Taco (OK, burrito) stand owner.

(Who, incidentally, lacked direction as a kid)
posted by game warden to the events rhino at 1:42 AM on October 3, 2007


Read this thread.
posted by Reggie Digest at 10:05 AM on October 3, 2007


You should understand something: kids have difficulty conceptualizing the future beyond a few years (this has been shown through psychological surveys as well as common sense). A lot of them can't even imagine living past the age of 25. Is it any wonder then, that if they're so in-the-moment, they don't have any grown-up plans?

Don't let your child's quick grasp of intellectual concepts fool you into thinking he can grasp other concepts that maturity and time haven't given him the perspective to understand.

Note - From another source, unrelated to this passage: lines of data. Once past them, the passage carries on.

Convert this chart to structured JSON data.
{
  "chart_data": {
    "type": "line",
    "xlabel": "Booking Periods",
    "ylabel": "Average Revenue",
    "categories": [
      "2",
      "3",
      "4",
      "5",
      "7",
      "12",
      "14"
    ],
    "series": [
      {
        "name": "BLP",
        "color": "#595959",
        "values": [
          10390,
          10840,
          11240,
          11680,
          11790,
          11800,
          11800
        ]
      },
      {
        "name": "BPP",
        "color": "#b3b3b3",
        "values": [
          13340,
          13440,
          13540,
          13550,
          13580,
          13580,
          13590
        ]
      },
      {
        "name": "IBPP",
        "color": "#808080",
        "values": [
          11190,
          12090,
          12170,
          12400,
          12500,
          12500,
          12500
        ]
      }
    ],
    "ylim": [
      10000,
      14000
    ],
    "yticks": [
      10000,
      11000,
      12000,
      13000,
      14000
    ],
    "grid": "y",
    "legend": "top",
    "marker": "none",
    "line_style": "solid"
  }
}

Now, I myself have very little in the way of ambition. Never have, and probably never will. People seem to think that's a bad thing, and it used to worry me, but it's pretty peaceful, actually. I have interests and plans, even the lofty kind, but I won't hang my life's happiness on them. The way people do that to themselves is a crying shame.
posted by zennie at 11:17 AM on October 3, 2007


I notice that several commenters on this thread wrongly reinterpreted my comment under the pretense of agreeing with it. For that reason, I want to be more clear.

A teenager saying to his parents he thinks he might have ADD doesn't make it so. I'm not very concerned about that.

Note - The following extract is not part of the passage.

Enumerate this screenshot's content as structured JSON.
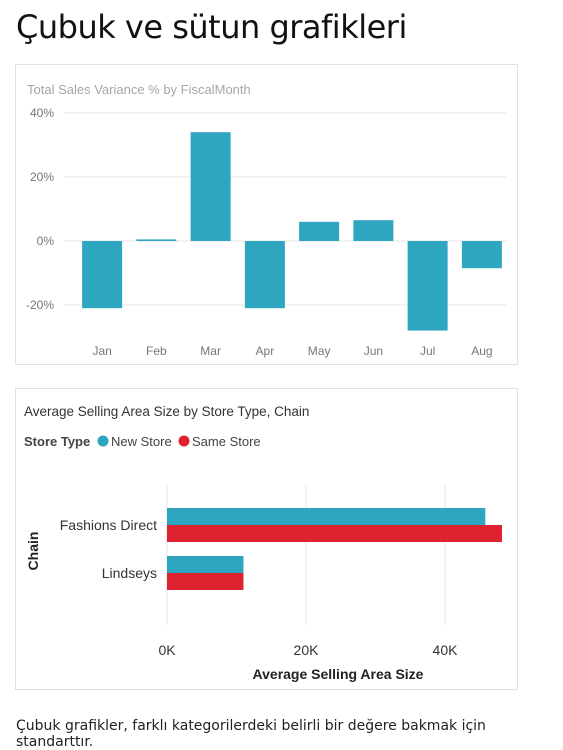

A teenager saying to his parents that he is abusing prescription ADD treatments should sound the buzzer, turn on the siren, run the big red flashing light. These drugs - amphetamines and related compounds - are some of the most addictive substances known to man. People with ADD use them under careful medical supervision to function better - and deal with the terrible side effects as best they can. But they are abused by other folks for their euphoric properties - by all accounts it feels very good to abuse amphetamine, much as it does to abuse cocaine.

Your kid might be taking amphetamine or methyphenidate and thinking "Wow this makes me feel good! Therefore I must have ADD!" Obviously this isn't a correct conclusion. What it is is a big problem and it needs to be addressed soonest.
posted by ikkyu2 at 4:00 PM on October 3, 2007 [1 favorite]


Another "I was the same as your son at his age" comment.

Nobody pressured me to do anything with my potential. Consequently I went seriously off the rails.

I'm 25 now and I'm starting medical school soon.

Let him find his own way. If he's as smart as you say, he will find something. But if he doesn't, it's his life, not yours -- so you're going to have to find a way to support him. Because you can't change him.